流線形の近代的なボディは、全長4,310mm/4,315mm×全幅1,815mm×全高1,315mmとワイドスタンスに、最高出力は最終的に230kW (313PS)/6800rpm、最大トルクは358Nm (36.5kgm)/4800rpmまでパワーアップしています。3.5Lの大排気量が生み出すパワーはかなりのものです。

日産 フェアレディZは現在も北米日産のスポーツカーとして君臨

Z33の売れ行きはおよそ順調で、2008年に6代目となる現行のZ34へとバトンタッチしました。34ではホイールベースを短くし旋回性能の向上させたほか、排気量を更に200cc増やして3.7Lとなりました。最高出力も247kW(336PS) /7000rpmへとパワーアップしています。

販売再開された北米市場でもスカイラインクーペがインフィニティQ60として高級スポーツとなっているのとは対照的に、フェアレディZは現在でも日産ブランドのスポーツカーとして、スーパーカーのGT-Rと共に日産の重要なイメージリーダーとして君臨しています。

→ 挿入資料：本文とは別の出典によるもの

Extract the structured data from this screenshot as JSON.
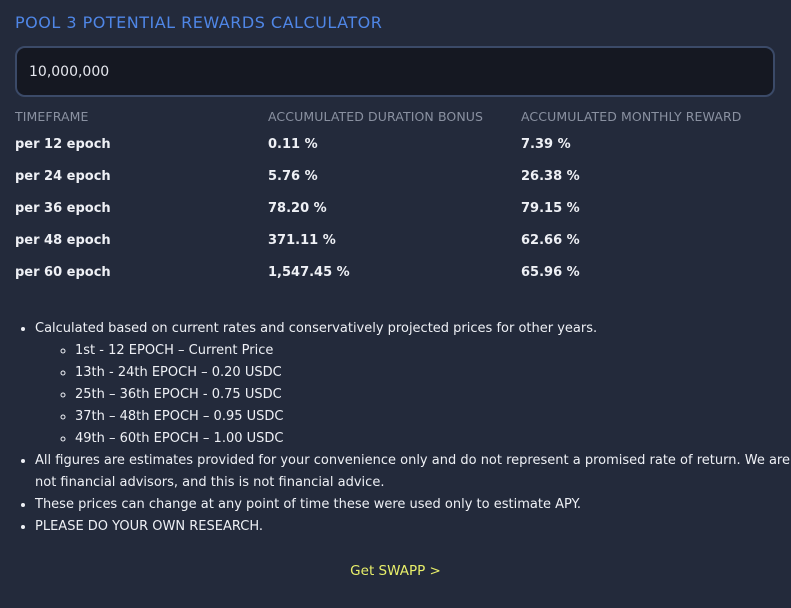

とはいえ6代目Z34のデビューから12年が経ち、そろそろ次期型モデルなど何か新しい話が欲しいところです。そんな中、なんと2020年9月に新型フェアレディZのプロトタイプが発表されました。詳細なスペックはまだ公表されていませんが、今後の動きに目が離せませんね。

フェアレディZ日本でも人気のスポーツカーですが、本来は北米のスポーツカーファンへ向けた「ズィーカー」でした。きっとこれからも、北米のファンがそれを望む限り、それは変わらないでしょう。
日産 フェアレディZは、50年以上の歴史を持ち、海外市場をターゲットにしているなど、他の国産スポーツカーにはない特徴が詰まった車です。

世代と共にデザインも変化していき、それぞれの世代によって印象が違うのもフェアレディZのポイントでしょう。人の年代によって、フェアレディZとは?と聞かれて思い浮かべる姿が変わってくるはずです。